First of all, this blog excerpted from aobing troll, click to enter the original!

Cache avalanche

What is cache avalanche

Let’s start with the current mainstream system architecture

At present, the home page and hotspot data of e-commerce platforms are all cached. Generally, the cache is refreshed by scheduled tasks, or updated after it cannot be found. However, there is a problem with the scheduled refresh.

Here’s an example:

If the keys on all home pages expire for 12 hours, they are refreshed at 12:00 every day. But if there’s a second kill activity at zero o ‘clock on any given day, there’s a flood of users, and let’s say 6,000 requests per second, and the cache would have been able to handle 5,000 requests per second, but then all the keys are dead. At this time, 6000 requests per second are all processed by the database, the database must not be able to carry, so the database will alarm, the real situation may be the DBA did not respond to directly hang. At this point, if there is no special solution to handle the failure, the DBA will restart the database, but the database will immediately be killed by the new traffic. This is cache avalanche.

At the same time, a large number of keys in Redis fail, and at that moment Redis will be the same as none, so the result of direct request to the database of this order of magnitude is almost disastrous. If the failed database handles user services, all other interfaces that rely on the library collapse, and the user experience deteriorates dramatically.

How to resolve cache avalanche

There are many ways to handle cache avalanches

  • When storing data in batch to Redis, it is good to add a random value to the expiration time of each key, so as to ensure that the data in Redis will not fail in a large area at the same time. setRedis (key, value, time + Math.random() * 10000);

  • If Redis is deployed in a cluster, evenly distributing hotspot data among different Redis libraries can avoid all failures.

  • Or set the hotspot data will never expire, and update the cache when there is an update operation (for example, when the operation and maintenance update the commodities on the home page, it is ok to refresh the data in the cache, do not set the expiration time). The data on the home page of e-commerce platforms can also use this operation, which is quite safe.
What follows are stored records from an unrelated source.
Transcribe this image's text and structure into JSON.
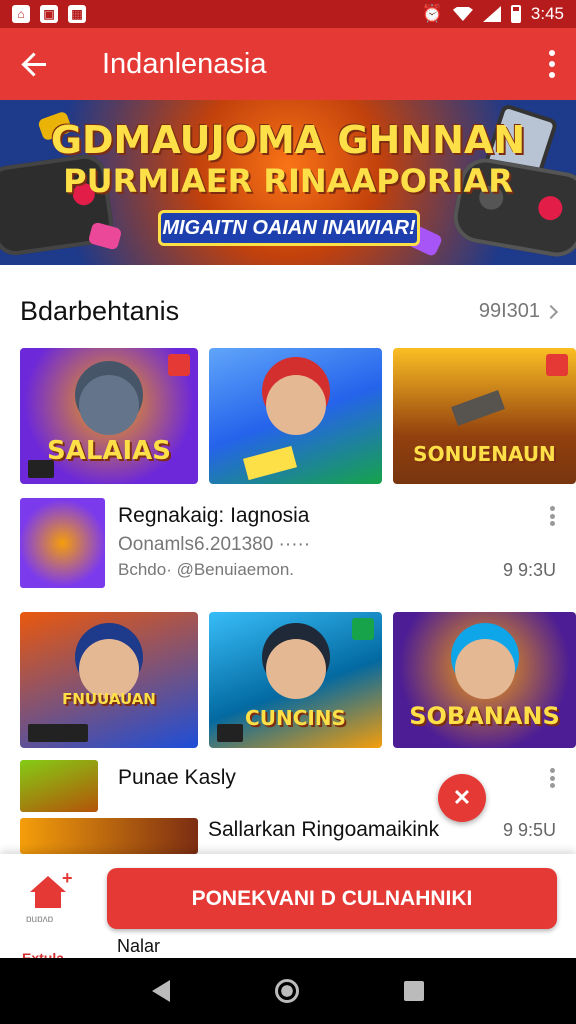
{
  "status_bar": {
    "time": "3:45"
  },
  "app_bar": {
    "title": "Indanlenasia"
  },
  "banner": {
    "line1": "GDMAUJOMA GHNNAN",
    "line2": "PURMIAER RINAAPORIAR",
    "pill": "MIGAITN OAIAN INAWIAR!"
  },
  "section": {
    "title": "Bdarbehtanis",
    "more": "99I301"
  },
  "row1_tiles": [
    {
      "label": "SALAIAS",
      "colors": [
        "#6d28d9",
        "#f59e0b"
      ]
    },
    {
      "label": "",
      "colors": [
        "#2563eb",
        "#16a34a"
      ]
    },
    {
      "label": "SONUENAUN",
      "colors": [
        "#92400e",
        "#f59e0b"
      ]
    }
  ],
  "list_item_1": {
    "title": "Regnakaig: Iagnosia",
    "subtitle": "Oonamls6.201380 ·····",
    "meta": "Bchdo· @Benuiaemon.",
    "time": "9 9:3U"
  },
  "row2_tiles": [
    {
      "label": "FNUUAUAN",
      "colors": [
        "#ea580c",
        "#1d4ed8"
      ]
    },
    {
      "label": "CUNCINS",
      "colors": [
        "#0369a1",
        "#f59e0b"
      ]
    },
    {
      "label": "SOBANANS",
      "colors": [
        "#4c1d95",
        "#16a34a"
      ]
    }
  ],
  "list_item_2": {
    "title": "Punae Kasly"
  },
  "list_item_3": {
    "title": "Sallarkan Ringoamaikink",
    "time": "9 9:5U"
  },
  "bottom_bar": {
    "home_label": "ɒuɒʌɒ",
    "cta": "PONEKVANI D CULNAHNIKI",
    "below_label": "Nalar",
    "cut_label": "Extula"
  },
  "icons": {
    "back": "back-arrow-icon",
    "more": "more-vert-icon",
    "fab": "close-x-icon",
    "home": "home-icon"
  },
  "colors": {
    "primary": "#e53935",
    "primary_dark": "#b71c1c",
    "accent_yellow": "#fde047"
  }
}
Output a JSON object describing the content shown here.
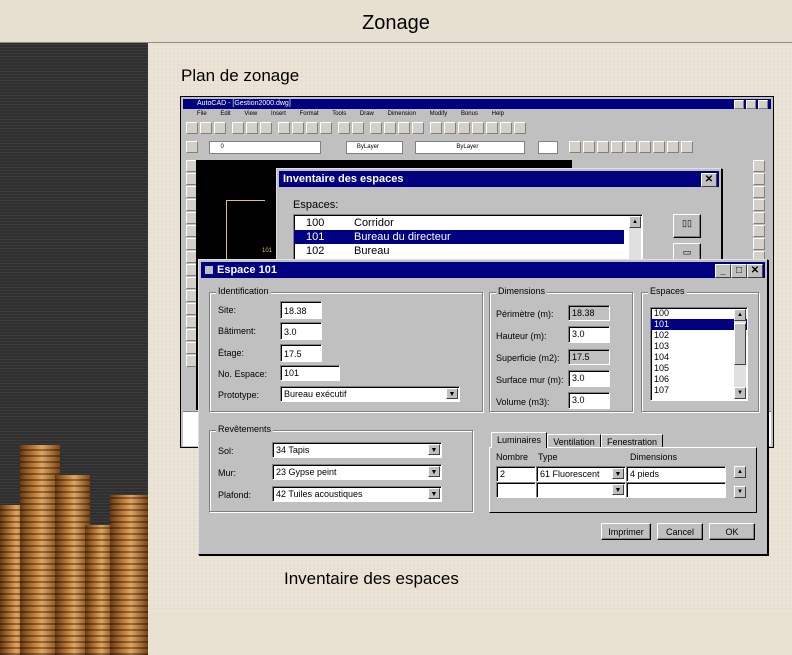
{
  "slide": {
    "title": "Zonage",
    "plan_label": "Plan de zonage",
    "bottom_label": "Inventaire des espaces"
  },
  "autocad": {
    "title": "AutoCAD - [Gestion2000.dwg]",
    "menu": [
      "File",
      "Edit",
      "View",
      "Insert",
      "Format",
      "Tools",
      "Draw",
      "Dimension",
      "Modify",
      "Bonus",
      "Help"
    ],
    "layer_value": "0",
    "linetype_value": "ByLayer",
    "linetype2_value": "ByLayer",
    "color_value": "ByLayer",
    "room_number": "101"
  },
  "inventaire": {
    "title": "Inventaire des espaces",
    "espaces_label": "Espaces:",
    "rows": [
      {
        "num": "100",
        "name": "Corridor"
      },
      {
        "num": "101",
        "name": "Bureau du directeur"
      },
      {
        "num": "102",
        "name": "Bureau"
      }
    ],
    "selected_index": 1
  },
  "espace": {
    "title": "Espace 101",
    "identification": {
      "title": "Identification",
      "site_label": "Site:",
      "site_value": "18.38",
      "batiment_label": "Bâtiment:",
      "batiment_value": "3.0",
      "etage_label": "Étage:",
      "etage_value": "17.5",
      "no_espace_label": "No. Espace:",
      "no_espace_value": "101",
      "prototype_label": "Prototype:",
      "prototype_value": "Bureau exécutif"
    },
    "dimensions": {
      "title": "Dimensions",
      "perimetre_label": "Périmètre (m):",
      "perimetre_value": "18.38",
      "hauteur_label": "Hauteur (m):",
      "hauteur_value": "3.0",
      "superficie_label": "Superficie (m2):",
      "superficie_value": "17.5",
      "surface_mur_label": "Surface mur (m):",
      "surface_mur_value": "3.0",
      "volume_label": "Volume (m3):",
      "volume_value": "3.0"
    },
    "espaces": {
      "title": "Espaces",
      "items": [
        "100",
        "101",
        "102",
        "103",
        "104",
        "105",
        "106",
        "107"
      ],
      "selected_index": 1
    },
    "revetements": {
      "title": "Revêtements",
      "sol_label": "Sol:",
      "sol_value": "34 Tapis",
      "mur_label": "Mur:",
      "mur_value": "23 Gypse peint",
      "plafond_label": "Plafond:",
      "plafond_value": "42 Tuiles acoustiques"
    },
    "tabs": [
      "Luminaires",
      "Ventilation",
      "Fenestration"
    ],
    "active_tab": 0,
    "luminaires": {
      "col_nombre": "Nombre",
      "col_type": "Type",
      "col_dimensions": "Dimensions",
      "row1_nombre": "2",
      "row1_type": "61 Fluorescent",
      "row1_dimensions": "4 pieds"
    },
    "buttons": {
      "imprimer": "Imprimer",
      "cancel": "Cancel",
      "ok": "OK"
    }
  }
}
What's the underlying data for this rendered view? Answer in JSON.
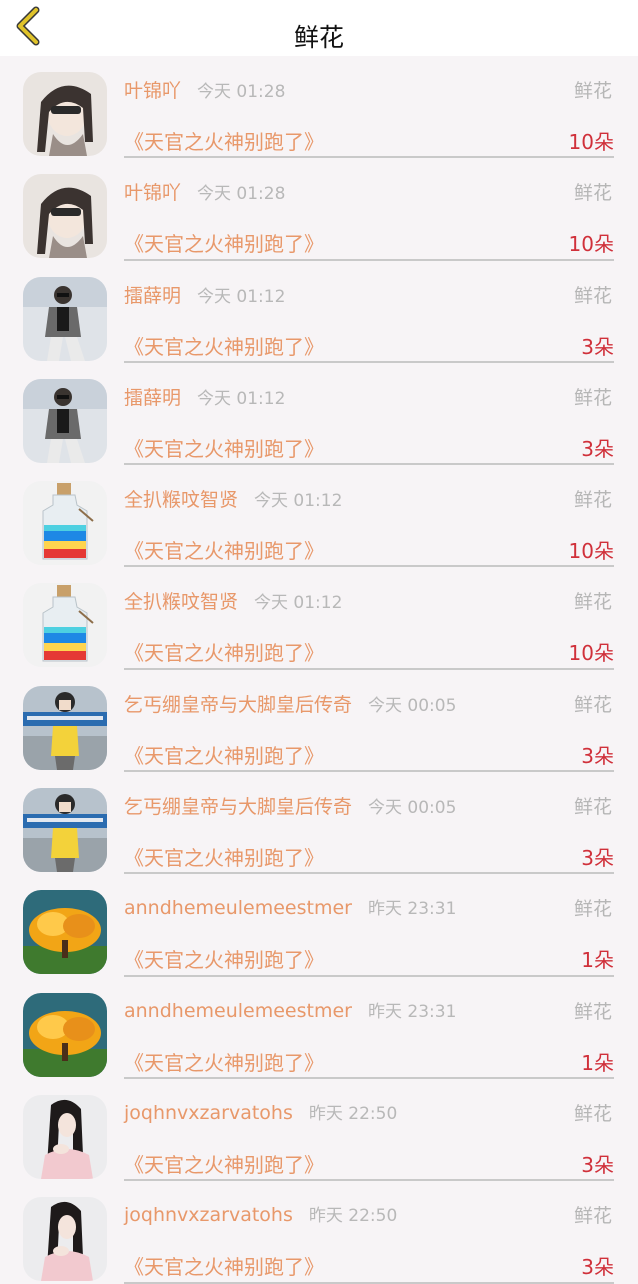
{
  "nav": {
    "title": "鲜花",
    "back_icon": "chevron-left-icon",
    "accent": "#e0c32a"
  },
  "rows": [
    {
      "avatar": "girl-anime",
      "name": "叶锦吖",
      "time": "今天 01:28",
      "type": "鲜花",
      "book": "《天官之火神别跑了》",
      "count": "10朵"
    },
    {
      "avatar": "girl-anime",
      "name": "叶锦吖",
      "time": "今天 01:28",
      "type": "鲜花",
      "book": "《天官之火神别跑了》",
      "count": "10朵"
    },
    {
      "avatar": "boy-cool",
      "name": "擂薛明",
      "time": "今天 01:12",
      "type": "鲜花",
      "book": "《天官之火神别跑了》",
      "count": "3朵"
    },
    {
      "avatar": "boy-cool",
      "name": "擂薛明",
      "time": "今天 01:12",
      "type": "鲜花",
      "book": "《天官之火神别跑了》",
      "count": "3朵"
    },
    {
      "avatar": "bottle",
      "name": "全扒糇呅智贤",
      "time": "今天 01:12",
      "type": "鲜花",
      "book": "《天官之火神别跑了》",
      "count": "10朵"
    },
    {
      "avatar": "bottle",
      "name": "全扒糇呅智贤",
      "time": "今天 01:12",
      "type": "鲜花",
      "book": "《天官之火神别跑了》",
      "count": "10朵"
    },
    {
      "avatar": "girl-street",
      "name": "乞丐绷皇帝与大脚皇后传奇",
      "time": "今天 00:05",
      "type": "鲜花",
      "book": "《天官之火神别跑了》",
      "count": "3朵"
    },
    {
      "avatar": "girl-street",
      "name": "乞丐绷皇帝与大脚皇后传奇",
      "time": "今天 00:05",
      "type": "鲜花",
      "book": "《天官之火神别跑了》",
      "count": "3朵"
    },
    {
      "avatar": "golden-tree",
      "name": "anndhemeulemeestmer",
      "time": "昨天 23:31",
      "type": "鲜花",
      "book": "《天官之火神别跑了》",
      "count": "1朵"
    },
    {
      "avatar": "golden-tree",
      "name": "anndhemeulemeestmer",
      "time": "昨天 23:31",
      "type": "鲜花",
      "book": "《天官之火神别跑了》",
      "count": "1朵"
    },
    {
      "avatar": "girl-pink",
      "name": "joqhnvxzarvatohs",
      "time": "昨天 22:50",
      "type": "鲜花",
      "book": "《天官之火神别跑了》",
      "count": "3朵"
    },
    {
      "avatar": "girl-pink",
      "name": "joqhnvxzarvatohs",
      "time": "昨天 22:50",
      "type": "鲜花",
      "book": "《天官之火神别跑了》",
      "count": "3朵"
    }
  ]
}
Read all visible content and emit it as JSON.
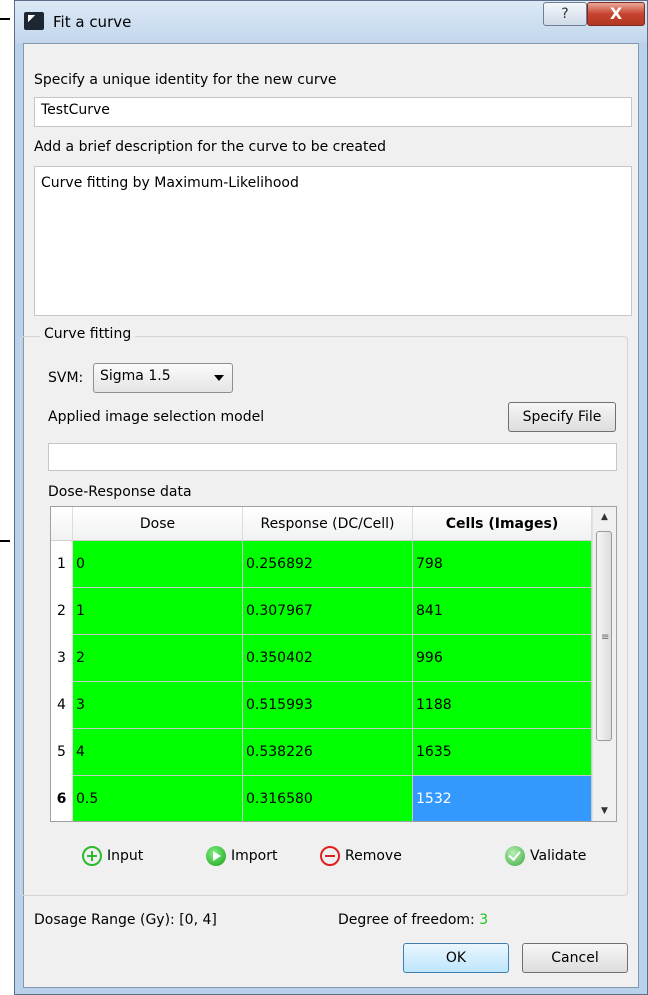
{
  "window": {
    "title": "Fit a curve",
    "help_label": "?",
    "close_label": "X"
  },
  "identity": {
    "label": "Specify a unique identity for the new curve",
    "value": "TestCurve"
  },
  "description": {
    "label": "Add a brief description for the curve to be created",
    "value": "Curve fitting by Maximum-Likelihood"
  },
  "curve_fitting": {
    "group_title": "Curve fitting",
    "svm_label": "SVM:",
    "svm_value": "Sigma 1.5",
    "model_label": "Applied image selection model",
    "specify_file_label": "Specify File",
    "model_value": "",
    "dose_response_label": "Dose-Response data"
  },
  "table": {
    "columns": [
      "Dose",
      "Response (DC/Cell)",
      "Cells (Images)"
    ],
    "rows": [
      {
        "num": "1",
        "dose": "0",
        "response": "0.256892",
        "cells": "798"
      },
      {
        "num": "2",
        "dose": "1",
        "response": "0.307967",
        "cells": "841"
      },
      {
        "num": "3",
        "dose": "2",
        "response": "0.350402",
        "cells": "996"
      },
      {
        "num": "4",
        "dose": "3",
        "response": "0.515993",
        "cells": "1188"
      },
      {
        "num": "5",
        "dose": "4",
        "response": "0.538226",
        "cells": "1635"
      },
      {
        "num": "6",
        "dose": "0.5",
        "response": "0.316580",
        "cells": "1532"
      }
    ]
  },
  "actions": {
    "input": "Input",
    "import": "Import",
    "remove": "Remove",
    "validate": "Validate"
  },
  "footer": {
    "dosage_range": "Dosage Range (Gy): [0, 4]",
    "dof_label": "Degree of freedom:",
    "dof_value": "3",
    "ok_label": "OK",
    "cancel_label": "Cancel"
  },
  "colors": {
    "cell_green": "#00ff00",
    "selected_blue": "#3399ff",
    "dof_green": "#22c022"
  }
}
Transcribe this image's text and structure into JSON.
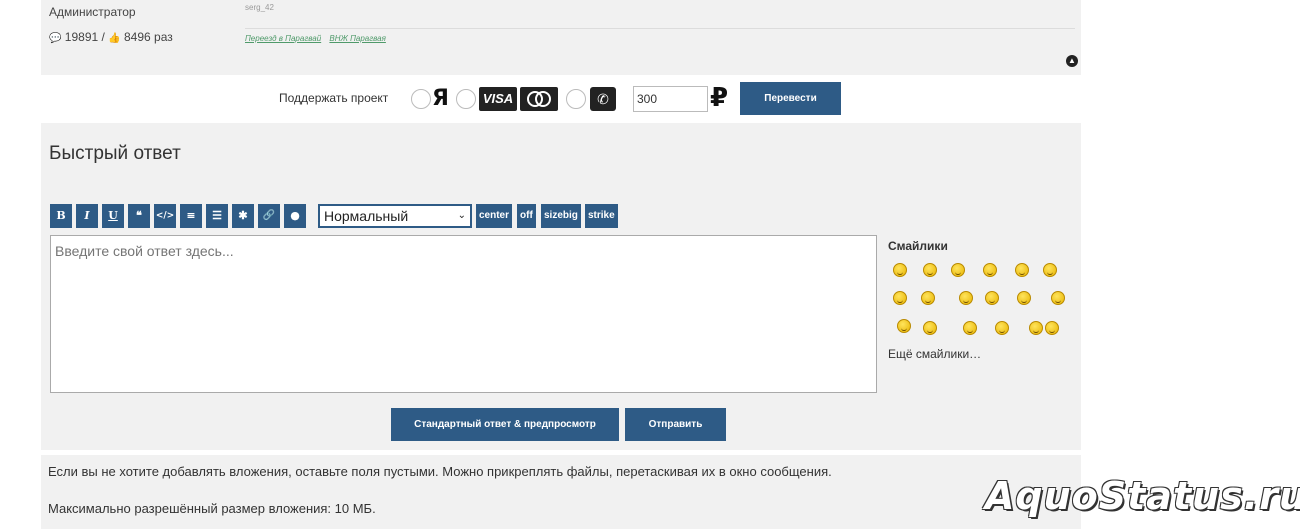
{
  "post": {
    "author_rank": "Администратор",
    "author_posts": "19891",
    "author_likes": "8496 раз",
    "signature_user": "serg_42",
    "signature_links": [
      "Переезд в Парагвай",
      "ВНЖ Парагвая"
    ]
  },
  "donate": {
    "label": "Поддержать проект",
    "ya_logo": "Я",
    "visa_label": "VISA",
    "amount": "300",
    "currency_symbol": "₽",
    "transfer_label": "Перевести"
  },
  "reply": {
    "title": "Быстрый ответ",
    "toolbar": {
      "bold": "B",
      "italic": "I",
      "underline": "U",
      "quote": "❝",
      "code": "</>",
      "list": "≡",
      "ordered_list": "☰",
      "spoiler": "✱",
      "link": "🔗",
      "color": "●",
      "size_selected": "Нормальный",
      "center": "center",
      "off": "off",
      "sizebig": "sizebig",
      "strike": "strike"
    },
    "textarea_placeholder": "Введите свой ответ здесь...",
    "smilies_title": "Смайлики",
    "more_smilies": "Ещё смайлики…",
    "preview_label": "Стандартный ответ & предпросмотр",
    "send_label": "Отправить"
  },
  "attachments": {
    "note": "Если вы не хотите добавлять вложения, оставьте поля пустыми. Можно прикреплять файлы, перетаскивая их в окно сообщения.",
    "max_size": "Максимально разрешённый размер вложения: 10 МБ."
  },
  "watermark": "AquoStatus.ru",
  "colors": {
    "button": "#2e5b86",
    "panel": "#f1f1f1"
  }
}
Cache penetration and breakdown and the difference from avalanche

What is cache penetration

Cache in the perspective of the cache and the database data, and users constantly initiate the request, our database id is from 1 began to increase, if the id of 1 data or id for particularly large, there is no data, the user may may be the attacker, the rooster stress can lead to database, even shut down the database.

Like this, if you do not verify the parameters passed in by the user, the database ID is always greater than 0, I always use the parameters less than 0 to request, every time I can bypass Redis to access the database directly, the database can not be found, every time, when the concurrency is high, the database is easy to crash.

What is the cache breakdown

A cache breakdown is similar to, but different from, a cache avalanche, where a large area of the cache fails at the same time, causing users to request direct access to DB. To paralyze the DB, and cache breakdown “refers to a certain key of Redis is very hot, was carrying a large number of concurrent, a large number of simultaneous focus on a visit to this one point, when the key at the moment of failure, continued with a large number of simultaneous will wear out the cache, direct access to the DB, as in an intact on the bucket digging a hole.

Cache penetration and cache breakdown solutions

The cache to penetrate

The solution to cache penetration is to add verification at the interface layer, such as user authentication verification and parameter verification. If invalid parameters are returned, the code is returned. Comparison diagram: ID for basic verification, ID <=0 direct interception.

If the corresponding data cannot be retrieved from the cache or queried in the database, you can write the value of the corresponding key to NULL, unknown error, and retry later. In this way, users cannot use the same ID repeatedly to attack. However, common users do not perform this operation. In this case, o&M personnel can mask the IP addresses whose access times per second exceed the threshold.

Or use the Bloom filter of Redis, which can also prevent the occurrence of cache penetration. Its principle is also very simple, which is to use efficient data structure and algorithm to determine whether the key of the request initiated by the user exists in the database, and return directly if it does not. If it exists, check it from DB and refresh KV in Redis.

Cache breakdown

A cache breakdown can be resolved by setting hotspot data to never expire or by adding a mutex.

conclusion

Redis cache avalanche, cache penetration, and cache breakdown are similar, but there are some differences.

Ways to prevent these problems

  • Ex ante: Redis high availability, master/slave + Sentinel or Redis Cluster to avoid a complete Redis Cluster crash.
  • Issue: Local EhCache +Hystrix limiting + degrade to avoid Mysql crash.
  • After: Redis persisted RDB+AOF, once restarted, automatically load data from disk, fast recovery of cached data.